Solidarity Share- Intersectional Poverty

This "Solidarity Share" was presented as part of a Keynote Plenary at the 7th Annual Millennium Campus Conference. Solidarity Shares were created by pairs of Delegates from different communities across the globe, finding shared points of struggle, joy, and connection. We hope their stories inspire you to connect across borders, to see the ways that struggles in your community might benefit from solidarity with others.

Mia: My name is Mia Lei, and I am from North Carolina, USA. In my community, poverty is a challenge for global health.

In developing nations, 90% of health care expenses are paid out-of-pocket - the cost burden falls overwhelmingly on the poor. North Carolina paints a similar for the 450,000 people who do not have health coverage and cannot afford basic health care due to politics. Poverty affects health the same everywhere- global is local and local is global.

David: My name is David Maduri, and I am from Kenya. In my community, poverty is a challenge for education.

Poverty is a barricade to a education. Forty two percent of children in Sub-Saharan Africa will drop out before graduating primary school - this leads to unemployment, which affects their ability to afford education for their own children - it is an endless cycle.

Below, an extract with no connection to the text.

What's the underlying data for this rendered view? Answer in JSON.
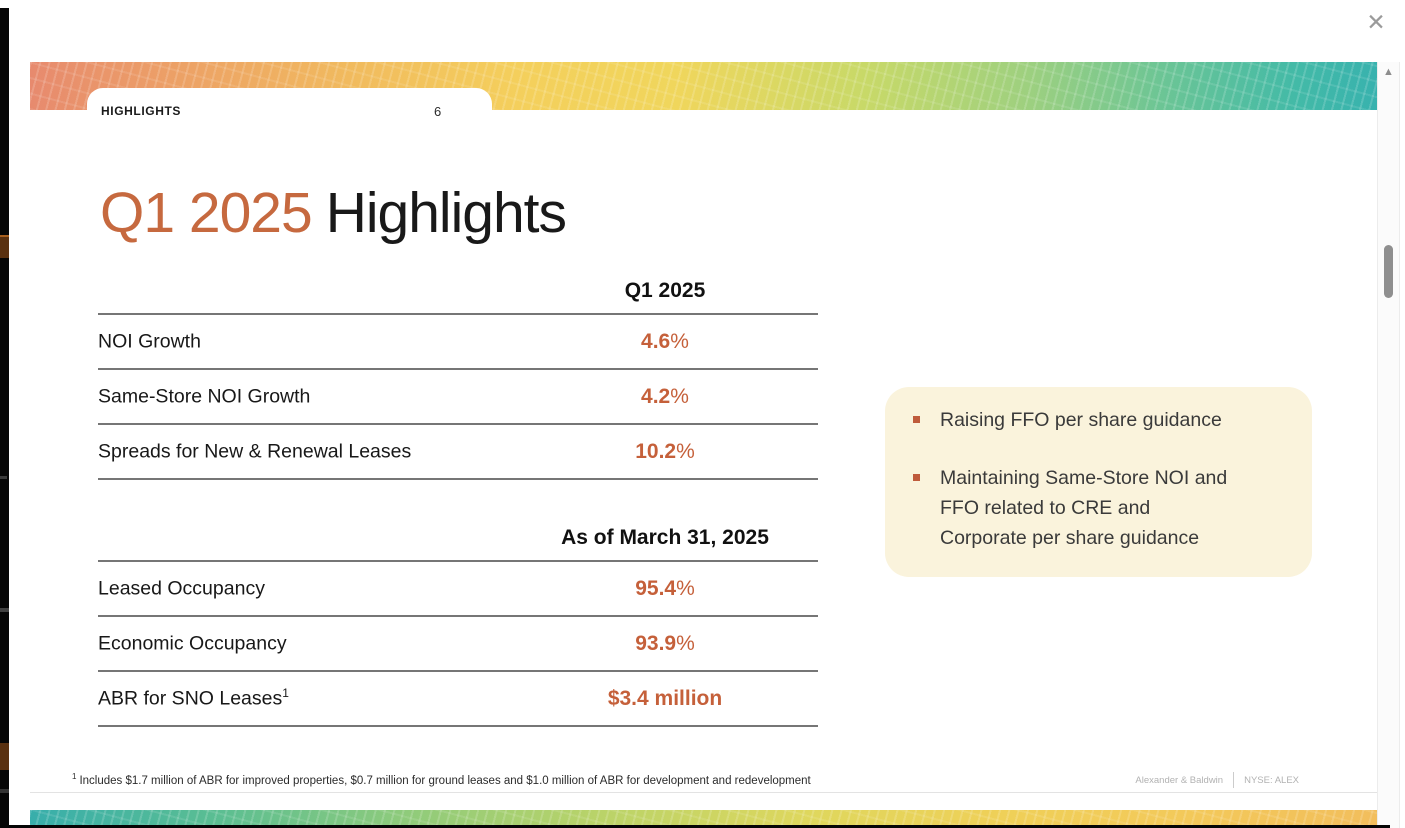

M: Poverty is the underlying determinant of all of our issues - it affects and is affected by health, education, environment, and technology. It makes our issues intersectional. And that intersectionality requires solidarity from us. By addressing poverty and addressing our issues together, we can create a stronger movement for development and equity. Just imagine if our movements worked together - think how much stronger we could be.

D: Imagine if there was an initiative to support rural children around the poor Lake Victoria region to get an education and make a difference in their own communities. That is my non-profit - educationHOPE. Imagine how children can make better decisions about their own health and their own lives once they´re educated.

M: Now imagine that there were student organizations that educated us not only about partnership-based service models and health inequities, but also empowered us with the strategic negotiating skills to create health policy change in our own communities. Those are my organizations - GlobeMed and the American Mock WHO.

D: Change is not necessarily the huge expectations of the world today , but the inconsiderable shreds of motivation that one puts on another´s life to make them realize their purpose. The foundation of the better world we want for a tomorrow is the action we take today - we are the future of the world.


M: As the future of our world, it is up to us to make the world the better place that we imagine. We can make the choice to fight for the right to not just survive, but thrive. We fight for change for with those in poverty.

And while we may fight with the poor, we are rich in so many ways. Change does not happen without power – and we are rich in the power of our experiences. Change does not happen without determination - and we are rich in our passion. And change does not happen without people - and we are rich in our communities.

D: Yesterday, many of our discussions focused on knowing the community we work in and listening to them before acting. Thus, solidarity is required not only between our issues, but also within our communities. When we work in solidarity, we will get more done, but recognition is shared.

M: So the question that I have for you today is this – why are you here? Are you here to feel good, or do good? Because they’re not always the same thing. Let us be students that do good and fight for change in solidarity with our communities. We challenge you not to focus on being heroes and changeMAKERS, but servers and changeAGENTS that work in solidarity with one another.

D: Our issues require action. Our issues require intersectionality. And our issues require solidarity. Our challenge is to work together.

M&D: Our struggles are your struggles.